Mortgage Daily

Published On: April 25, 2005

 

Is Every Customer Worth Having?Inforte report looks at wholesaler, broker relationship

April 25, 2005

By COCO SALAZAR

 

Wholesale lenders should assess the value of individual mortgage brokers, according to an industry report, because more is not always better.

As rates rise and originations are anticipated to decline industrywide, lenders will direct efforts to attracting or retaining brokers. But, in order to get the bigger bang for the buck it is essential that companies focus on evaluating which brokers provide the greatest overall returns.

The recent report by Inforte, a customer strategy and solutions consultancy, indicates that evaluating the value customers represent for the organization, which it refers to as customer value-based management, is a key role in an organization’s success. The report, of which one of the key goals is to improve the profitability of wholesale relationships, according to Inforte spokeswoman Marcy Blount, outlined steps companies can take to operate on a customer value basis and make the most of their money to accelerate growth and probability.

 

“Understanding and acting on customer value insight will help determine everything a company does, from what programs to invest in, to attracting and retaining the right customer, to predicting ROI from marketing and sales investments,” Inforte said in the report.Most financial services firms involved in business-to-business environment face the same customer conundrum — many customers are marginally profitable or not profitable at all, Inforte said. For many, the 80/20 rule holds true, where 20% of its customer base contributes 80% of the a company’s profits. With value distribution being so lopsided, it is vital that lenders gauge the overall value contribution brokers make to their organization.

“Enterprises are discovering…that the shortest path to increased profitability and organic growth is to extract more from loyal, high value customers, and to find lower-costs ways of serving others,” Inforte said.

The goal of developing a customer value model should be to determine one overall customer “score” that represents a broker’s relative importance. The ladder to obtaining that score involves identifying the highest value brokers and the loyalty on behalf of brokers. As not all loyal parties are profitable, the lender should then create customer retention programs for those brokers it prefers to keep loyal.

In developing the customer value-based model, the managers must first create the most accurate portrait of the brokers regardless of data availability and also determine which variables provide and detract value. Then, they must take an inventory of the data currently available to determine if its is sufficient to create a viable customer-value based model and whether it captures a sufficiently broad view of a customer’s interaction with the organization. Finally, the variables must be weighted appropriately. Starting with a ‘perfect world’ scenario allows the lender to perform a gap analysis between the information currently available from their present data sources and determine the need and priority of tracking additional information, Inforte said.

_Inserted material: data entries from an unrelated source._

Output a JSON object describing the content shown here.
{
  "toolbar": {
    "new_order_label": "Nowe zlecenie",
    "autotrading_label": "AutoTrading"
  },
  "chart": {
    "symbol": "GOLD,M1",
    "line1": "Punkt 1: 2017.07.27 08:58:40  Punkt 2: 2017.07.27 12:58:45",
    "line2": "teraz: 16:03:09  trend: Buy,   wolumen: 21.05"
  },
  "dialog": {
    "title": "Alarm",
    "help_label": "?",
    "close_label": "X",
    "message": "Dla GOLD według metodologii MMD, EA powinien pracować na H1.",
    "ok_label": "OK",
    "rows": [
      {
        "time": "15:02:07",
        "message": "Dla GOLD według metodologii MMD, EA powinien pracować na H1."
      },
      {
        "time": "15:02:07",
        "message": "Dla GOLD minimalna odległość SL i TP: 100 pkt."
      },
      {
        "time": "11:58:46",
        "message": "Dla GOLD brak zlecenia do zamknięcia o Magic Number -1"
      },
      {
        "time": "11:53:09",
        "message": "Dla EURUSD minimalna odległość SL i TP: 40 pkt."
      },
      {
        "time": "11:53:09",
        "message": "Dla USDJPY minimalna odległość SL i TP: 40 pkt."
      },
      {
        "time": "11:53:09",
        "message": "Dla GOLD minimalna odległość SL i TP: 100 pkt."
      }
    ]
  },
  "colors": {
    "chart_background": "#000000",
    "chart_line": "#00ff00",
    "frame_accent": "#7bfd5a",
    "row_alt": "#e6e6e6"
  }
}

It is also important to determine what time period is necessary to fairly evaluate brokers. The model should be tailored to the average amount of transactions a customer performs in a specified time period. For example, if a broker only averages 10 to 15 transactions a month, a snapshot containing data for three months will do, and a more frequent time interval would be appropriate for brokers that complete several daily transactions.

Regardless of the model’s design, it should be crafted with its audience in mind to answer what perspective of a firm’s brokers will be most compelling to Sales, Marketing and Operations, and what metrics impact their day-to-day activities.

“We have observed customer value serving as the ‘unifying bridge’ across an enterprise’s departments, giving Marketing, Sales and Operations a common denominator to prioritize budgets and foster cross-departmental interaction as they work together toward a common goal — firm profitability,” the report read.

For example, the customer-value based model can help the marketing department recognize high-value brokers and those on the decline, which can then trigger account executives to have face-to-face meetings with declining brokers or personally deliver promotional items, and in turn allows the sales team to provide corporate with product and pricing feedback based on ‘casual’ conversations with high-value customers.

Marketing managers intending to developing customer value management capabilities must first address some core questions: “What value does a particular customer provide our organization?; How does their value compare with our other customers?; What level of service is required in order to attain this value?; How has their value changed over time?; and How have we impacted this value?;” the consulting firm reported.

The lender’s strategic priorities must also be considered. For example, managers must know what metrics are important to the organization, if they can influence these metrics through efforts such as targeted marketing or pricing, or if they are out of their control, with, for example, new state regulations making it cost-prohibitive for the company’s business model to remain profitable.

Introducing an actionable framework for customer value management also requires that technical criteria be determined, such as over what time interval brokers will be evaluated on, or what geographically based differences in broker performance will be accounted for.

It is essential that lenders understand the relative value of a particular broker when compared to all of the firm’s brokers in order to understand the broker’s relative profitability, their performance and value-migration over time. “A relative and time-based customer value framework allows the organization to monitor the relative impact of product and service preferences, and in determining the level of interaction required to maintain the relationship,” Inforte said.